Through the depiction of landscapes and the inclusion of floral elements, Peñalosa emphasizes notions of absence and oblivion, pointing to the strangeness that hides within and traverses these places. In this pursuit, the artist establishes correspondences in an attempt to engage in dialogue with different moments as well as with other species.
Chantal Peñalosa is an artist from Baja California, Mexico. Her work takes the geographic tensions of borders—particularly between Mexico and the United States—as a starting point. Her investigations engage with phenomena such as time, waiting, violence, and suspended states, as well as with narratives and spaces that have been relegated to the ghostly realm, left out of official histories. She has presented solo exhibitions at Puget Sound University, Tacoma, Washington (2025); Museo Amparo, Puebla, Mexico (2024); CEINA, Santiago de Chile, Chile (2023); Museo de Arte Carrillo Gil, Mexico City (2021); Museo Universitario de Arte Contemporáneo (MUAC), Mexico City (2021); Best Practice, San Diego, California, United States (2021); and has participated in group exhibitions at Americas Society, New York, United States (2024); Fondazione Prada, Venice (2023); Museo Jumex, Mexico City (2021); M HKA, Antwerp (2019); among others.

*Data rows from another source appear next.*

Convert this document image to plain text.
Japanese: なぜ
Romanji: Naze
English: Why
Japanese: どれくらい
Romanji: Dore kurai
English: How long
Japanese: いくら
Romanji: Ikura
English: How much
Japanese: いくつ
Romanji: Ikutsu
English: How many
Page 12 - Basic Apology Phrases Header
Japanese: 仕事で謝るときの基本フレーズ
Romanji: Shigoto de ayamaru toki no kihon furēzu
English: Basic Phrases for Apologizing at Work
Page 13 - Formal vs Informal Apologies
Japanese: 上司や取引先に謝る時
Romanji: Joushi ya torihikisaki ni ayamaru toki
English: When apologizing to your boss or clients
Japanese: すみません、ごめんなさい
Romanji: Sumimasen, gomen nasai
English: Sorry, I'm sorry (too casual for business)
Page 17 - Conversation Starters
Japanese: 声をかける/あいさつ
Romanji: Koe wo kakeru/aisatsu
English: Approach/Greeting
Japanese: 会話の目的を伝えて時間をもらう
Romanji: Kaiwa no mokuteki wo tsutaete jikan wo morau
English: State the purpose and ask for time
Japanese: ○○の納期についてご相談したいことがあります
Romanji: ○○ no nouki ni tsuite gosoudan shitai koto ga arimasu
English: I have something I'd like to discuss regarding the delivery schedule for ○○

Virginia Roy is a researcher and curator. She holds a degree in Art History from the University of Barcelona, and has completed specializations in Art History at the University of Sussex (UK), as well as postgraduate studies at institutions such as the Autonomous University of Barcelona and Pompeu Fabra University. She has given lectures, led curatorial labs, and served on juries at centers and universities in Mexico, Guatemala, Ecuador, Argentina, Cuba, and Spain, and has published in various national and international journals. She has been based in Mexico since late 2014. In 2015, she was selected to curate Nomadic Borders for the Biennial of the Borders in Tamaulipas. Since 2016, she has served as Associate Curator at MUAC, where she has curated or co-curated exhibitions by artists such as Laureana Toledo, Yishai Jusidman, Gregor Schneider Kindergarten, Ai Weiwei, Fritzia Irizar, Ana Torfs, Tania Candiani, Francis Alÿs, Gala Porras-Kim, Lawrence Abu Hamdan, Ursula Biemann, Fabiola Torres-Alzaga, and Magali Lara. She has also co-curated projects in other museums across Mexico, including Memoria Tísica. Edgardo Aragón, MACO, Oaxaca (2017); Simon Gush. Al final del trabajo, Museo Ex Teresa, INBAH (2018); Marcelo Expósito. Primero sueño y tormenta, Centro Cultural de España in Mexico City (2022). Internationally, her curatorial work includes Fritzia Irízar: CaCO₃ at OCMA, Orange County Museum of Art, Los Angeles (2019); Desde la herida, selected for Bienalsur at the Kirchner Cultural Center in Buenos Aires (2021); and Marcelo Expósito. Monuments of History and Partially Buried Entropy at the Parque de la Memoria, Buenos Aires (2024). In 2025, she was invited to co-curate the 17th edition of the Cuenca Biennial, titled The Game.